New research out of Michigan State University expands on current understanding of the brain chemical dopamine, finding that it plays a role in reducing the value of memories associated with rewards. The study — published in the open access journal Communications Biology — opens new avenues for understanding dopamine’s role in the brain.
The research team discovered that dopamine is involved in reshaping memories of past rewarding events — an unexpected function that challenges established theories of dopamine function.
“We discovered that dopamine plays a role in modifying how a reward-related memory is perceived over time,” said Alexander Johnson, associate professor in MSU’s Department of Psychology and lead researcher of the study.
In the study, mice were presented with an auditory cue that had previously been associated with a sweet-tasting food. This led to a retrieval of the memory associated with consuming the food. At this time, mice were made to feel temporarily unwell, similar to how you feel if you’ve eaten something that has upset your stomach.
When the mice had fully recovered, they displayed behavior as if the sweet-tasting food had made them unwell. This occurred despite the fact that when mice were made to feel unwell, they had only retrieved the memory of the food, not the food itself. This initial finding suggests that devaluing the memory of food is sufficient to disrupt future eating of that food.
The research team next turned their attention to the brain mechanisms that could be controlling this phenomenon. Using an approach by which they could label and reactivate brain cells that were engaged when the food memory was retrieved, the researchers identified that cells producing the chemical dopamine appeared to play a particularly important role. This was confirmed through actions that manipulated and recorded dopamine neuron activity during the exercise.

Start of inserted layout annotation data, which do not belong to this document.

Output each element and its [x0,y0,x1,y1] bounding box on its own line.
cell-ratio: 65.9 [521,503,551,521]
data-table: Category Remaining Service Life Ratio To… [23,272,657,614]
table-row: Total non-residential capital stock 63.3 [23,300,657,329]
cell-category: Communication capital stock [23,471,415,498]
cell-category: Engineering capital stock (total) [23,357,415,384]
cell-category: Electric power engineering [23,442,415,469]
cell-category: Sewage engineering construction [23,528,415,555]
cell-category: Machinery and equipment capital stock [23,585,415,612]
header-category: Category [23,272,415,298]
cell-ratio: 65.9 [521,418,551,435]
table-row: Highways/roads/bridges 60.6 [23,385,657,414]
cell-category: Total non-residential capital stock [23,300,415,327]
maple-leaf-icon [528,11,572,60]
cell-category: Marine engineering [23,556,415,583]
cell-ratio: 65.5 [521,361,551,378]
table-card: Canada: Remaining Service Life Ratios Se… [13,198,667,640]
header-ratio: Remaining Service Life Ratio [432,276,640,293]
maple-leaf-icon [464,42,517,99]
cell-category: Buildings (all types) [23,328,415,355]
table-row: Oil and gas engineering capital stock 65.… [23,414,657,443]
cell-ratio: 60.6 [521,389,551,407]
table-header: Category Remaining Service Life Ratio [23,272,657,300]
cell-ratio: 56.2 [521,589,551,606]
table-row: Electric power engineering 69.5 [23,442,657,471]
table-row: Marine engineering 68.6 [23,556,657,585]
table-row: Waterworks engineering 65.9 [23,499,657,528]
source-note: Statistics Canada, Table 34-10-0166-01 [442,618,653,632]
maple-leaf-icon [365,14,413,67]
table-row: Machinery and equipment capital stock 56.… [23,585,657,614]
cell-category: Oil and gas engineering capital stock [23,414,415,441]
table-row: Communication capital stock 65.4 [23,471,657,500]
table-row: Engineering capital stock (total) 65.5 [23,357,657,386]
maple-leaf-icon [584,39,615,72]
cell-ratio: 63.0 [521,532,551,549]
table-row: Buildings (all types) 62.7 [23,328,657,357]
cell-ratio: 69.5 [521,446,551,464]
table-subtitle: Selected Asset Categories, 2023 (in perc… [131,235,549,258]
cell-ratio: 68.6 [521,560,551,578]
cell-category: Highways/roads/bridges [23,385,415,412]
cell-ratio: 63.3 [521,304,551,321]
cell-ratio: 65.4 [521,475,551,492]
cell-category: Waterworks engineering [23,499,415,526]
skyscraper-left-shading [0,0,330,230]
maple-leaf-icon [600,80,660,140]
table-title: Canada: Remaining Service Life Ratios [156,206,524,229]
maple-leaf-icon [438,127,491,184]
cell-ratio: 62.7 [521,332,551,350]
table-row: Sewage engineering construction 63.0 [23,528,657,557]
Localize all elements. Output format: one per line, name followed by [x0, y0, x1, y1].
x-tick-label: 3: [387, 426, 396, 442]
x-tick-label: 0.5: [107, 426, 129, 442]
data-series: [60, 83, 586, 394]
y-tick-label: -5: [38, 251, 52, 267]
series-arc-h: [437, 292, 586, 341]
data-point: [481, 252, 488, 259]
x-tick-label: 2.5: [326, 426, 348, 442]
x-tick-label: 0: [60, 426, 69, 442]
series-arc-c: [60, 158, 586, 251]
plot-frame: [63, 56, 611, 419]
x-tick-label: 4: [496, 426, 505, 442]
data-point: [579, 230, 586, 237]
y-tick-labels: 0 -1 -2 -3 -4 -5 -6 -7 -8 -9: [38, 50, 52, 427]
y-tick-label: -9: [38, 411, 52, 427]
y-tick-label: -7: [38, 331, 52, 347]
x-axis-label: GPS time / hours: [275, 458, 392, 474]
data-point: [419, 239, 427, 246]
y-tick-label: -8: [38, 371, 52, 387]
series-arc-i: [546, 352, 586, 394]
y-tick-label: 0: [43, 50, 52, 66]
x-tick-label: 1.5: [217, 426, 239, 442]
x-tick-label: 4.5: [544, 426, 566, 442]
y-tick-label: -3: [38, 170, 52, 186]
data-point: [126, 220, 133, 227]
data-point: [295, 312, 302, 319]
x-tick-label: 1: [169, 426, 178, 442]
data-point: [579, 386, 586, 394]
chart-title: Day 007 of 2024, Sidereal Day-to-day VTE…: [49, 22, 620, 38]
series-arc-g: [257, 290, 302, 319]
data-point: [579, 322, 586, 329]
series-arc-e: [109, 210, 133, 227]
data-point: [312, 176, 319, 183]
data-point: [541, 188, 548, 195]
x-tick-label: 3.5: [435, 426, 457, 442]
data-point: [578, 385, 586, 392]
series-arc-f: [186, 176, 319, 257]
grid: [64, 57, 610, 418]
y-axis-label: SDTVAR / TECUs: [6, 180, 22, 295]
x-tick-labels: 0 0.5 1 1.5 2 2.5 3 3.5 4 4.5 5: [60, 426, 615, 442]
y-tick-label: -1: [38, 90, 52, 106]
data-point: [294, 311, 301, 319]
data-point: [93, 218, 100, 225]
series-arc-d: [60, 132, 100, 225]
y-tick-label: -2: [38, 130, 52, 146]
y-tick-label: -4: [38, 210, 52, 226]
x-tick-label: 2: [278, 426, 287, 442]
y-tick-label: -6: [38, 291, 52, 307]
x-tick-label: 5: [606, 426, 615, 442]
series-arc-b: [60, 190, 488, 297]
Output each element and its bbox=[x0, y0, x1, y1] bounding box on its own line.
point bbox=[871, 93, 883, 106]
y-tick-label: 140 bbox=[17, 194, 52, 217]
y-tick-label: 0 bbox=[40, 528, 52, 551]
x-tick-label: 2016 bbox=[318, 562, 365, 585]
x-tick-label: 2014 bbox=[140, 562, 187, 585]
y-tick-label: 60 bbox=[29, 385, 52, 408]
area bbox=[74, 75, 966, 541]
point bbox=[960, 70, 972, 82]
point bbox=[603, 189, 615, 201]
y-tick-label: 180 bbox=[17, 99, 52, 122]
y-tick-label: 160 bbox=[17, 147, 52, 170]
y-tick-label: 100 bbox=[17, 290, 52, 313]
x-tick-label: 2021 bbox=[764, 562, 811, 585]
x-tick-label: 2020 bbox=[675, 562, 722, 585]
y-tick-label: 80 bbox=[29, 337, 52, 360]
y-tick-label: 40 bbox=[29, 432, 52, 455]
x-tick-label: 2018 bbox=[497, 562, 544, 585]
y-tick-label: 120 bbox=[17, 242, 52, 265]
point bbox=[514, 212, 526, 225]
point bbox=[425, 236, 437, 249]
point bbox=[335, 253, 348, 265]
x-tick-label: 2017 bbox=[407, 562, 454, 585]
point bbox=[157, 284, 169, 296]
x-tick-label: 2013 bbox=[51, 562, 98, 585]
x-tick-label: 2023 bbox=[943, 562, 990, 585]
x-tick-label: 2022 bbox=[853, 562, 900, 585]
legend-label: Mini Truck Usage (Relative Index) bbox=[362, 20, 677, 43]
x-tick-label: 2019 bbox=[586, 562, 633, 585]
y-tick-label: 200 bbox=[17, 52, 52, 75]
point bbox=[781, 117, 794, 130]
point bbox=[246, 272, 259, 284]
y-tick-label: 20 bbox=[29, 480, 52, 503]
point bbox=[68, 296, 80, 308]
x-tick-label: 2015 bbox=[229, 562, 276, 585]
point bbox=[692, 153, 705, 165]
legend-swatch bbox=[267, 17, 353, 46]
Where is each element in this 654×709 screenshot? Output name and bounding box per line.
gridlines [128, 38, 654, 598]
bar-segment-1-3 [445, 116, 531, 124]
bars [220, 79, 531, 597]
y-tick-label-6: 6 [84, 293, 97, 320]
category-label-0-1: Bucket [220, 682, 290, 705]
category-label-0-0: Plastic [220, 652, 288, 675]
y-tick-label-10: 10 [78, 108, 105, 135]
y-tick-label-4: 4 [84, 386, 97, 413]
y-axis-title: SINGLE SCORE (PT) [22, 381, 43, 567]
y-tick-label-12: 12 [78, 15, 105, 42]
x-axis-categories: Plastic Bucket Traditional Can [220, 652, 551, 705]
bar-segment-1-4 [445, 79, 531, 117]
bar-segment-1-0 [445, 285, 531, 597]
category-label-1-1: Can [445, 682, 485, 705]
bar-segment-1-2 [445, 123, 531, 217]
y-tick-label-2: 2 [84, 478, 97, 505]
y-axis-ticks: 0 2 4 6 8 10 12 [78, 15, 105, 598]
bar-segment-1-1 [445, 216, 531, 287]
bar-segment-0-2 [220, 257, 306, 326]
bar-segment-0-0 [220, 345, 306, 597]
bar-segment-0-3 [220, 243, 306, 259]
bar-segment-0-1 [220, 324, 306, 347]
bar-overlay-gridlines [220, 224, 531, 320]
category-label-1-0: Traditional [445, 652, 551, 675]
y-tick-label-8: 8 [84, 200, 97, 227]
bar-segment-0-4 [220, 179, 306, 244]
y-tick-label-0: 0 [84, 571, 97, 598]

“Our findings were surprising based on our prior understanding of dopamine’s function. We typically don’t tend to think of dopamine being involved in the level of detailed informational and memory processing that our study showed,” Johnson explained. “It’s a violation of what we expected, revealing that dopamine’s role is more complex than previously thought.”
The team also used computational modeling and were able to capture how dopamine signals would go about playing this role in reshaping reward memories.
“Understanding dopamine’s broader functions in the brain could provide new insights into how we approach conditions like addiction, depression and other neuropsychiatric disorders,” said Johnson. “Since dopamine is implicated in so many aspects of brain function, these insights have wide-ranging implications. In the future, we may be able to use these approaches to reduce the value of problematic memories and, as such, diminish their capacity to control unwanted behaviors.”